When a divorce takes place any matters relating to the parties’ finances and property need to be sorted out. If the parties are not able to agree matters, then either may ask the court to sort things out for them. But does this mean that you could be forced to sell your house (i.e. the former matrimonial home) against your will?

The answer to the question, as with so many things, is: it depends.

It depends upon the circumstances of your case. The court certainly has the power to order a sale of your house, but whether it will do so depends upon whether that is the appropriate thing to do in the circumstances.

Equal sharing starting-point

The starting-point when considering a financial/property settlement on divorce is that all matrimonial assets, including the former matrimonial home, should be divided equally (note that it does not usually matter whether the home is owned jointly, or just by one party). Thus if the matrimonial home has an equity, i.e. the value of the property less any mortgage, then that equity should normally be divided equally between the parties.

That does not, however, mean that the property has to be sold. If one party wants to keep the property, then they can buy out the other party’s share by paying them half of the equity, or by agreeing to them having other assets to the same value. If this is a feasible possibility, then the court would usually agree to it, rather than forcing a sale and ordering that the net proceeds of sale be divided equally.

Whether it is feasible depends upon such things as whether the buying party can afford it, and whether the other party can be released from any mortgage on the property if, as is usually the case, they wish to be released. Note that if the mortgage is not being paid off, then it is up to the mortgagee, not the buying party, whether the other party is released.

Equal division not always appropriate

But that starting-point of equal division is not always appropriate, in which case the amount needed to buy out the other party may be considerably less, or even nothing. There are any number of reasons why this may be so, and we couldn’t possibly list them all here. For example, if it was a short childless marriage and one party owned the property before the marriage, it may be appropriate for that party to keep the whole property, with the other party having nothing from it.

Or the earning capacity of the two parties may be considerably different, meaning that the lower earner will need a greater than half share to rehouse themselves, due to their limited mortgage capacity.
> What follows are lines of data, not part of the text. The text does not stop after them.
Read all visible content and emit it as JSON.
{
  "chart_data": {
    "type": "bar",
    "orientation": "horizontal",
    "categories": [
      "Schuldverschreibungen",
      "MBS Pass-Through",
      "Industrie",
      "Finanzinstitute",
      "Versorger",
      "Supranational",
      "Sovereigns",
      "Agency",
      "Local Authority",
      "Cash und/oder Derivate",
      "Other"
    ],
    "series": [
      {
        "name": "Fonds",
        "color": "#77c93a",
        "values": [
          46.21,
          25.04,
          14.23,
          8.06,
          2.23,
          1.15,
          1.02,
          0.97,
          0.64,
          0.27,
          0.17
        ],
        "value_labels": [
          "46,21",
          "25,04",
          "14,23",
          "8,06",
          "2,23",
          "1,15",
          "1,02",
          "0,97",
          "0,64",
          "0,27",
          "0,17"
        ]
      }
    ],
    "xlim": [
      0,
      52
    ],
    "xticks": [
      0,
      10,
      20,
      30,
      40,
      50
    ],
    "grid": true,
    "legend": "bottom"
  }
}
And if they don’t have any significant mortgage capacity, it may be appropriate for them to have the whole house.

If the parties have been separated for a considerable time and one party has remained in the former matrimonial home ever since, paying the mortgage and other outgoings, then that may be a reason for them to have a greater than half share of the property.

Another common scenario is that the house is required as a home for any dependent children. Here, the court would not usually want the house to be sold, unless it was really necessary (the sale could, for example, be delayed until the children have grown up). Of course, if there is not enough money available to keep the house (in particular to pay the mortgage), then a sale may be unavoidable.

In summary, the court can force the sale of your house on divorce, and will usually do so if it considers that the other party is entitled to a share, and you are unable to buy them out.

The above is of course just a brief summary of what may happen to the former matrimonial home on divorce. This is a complex subject, and if you require detailed advice then you should consult an expert family lawyer.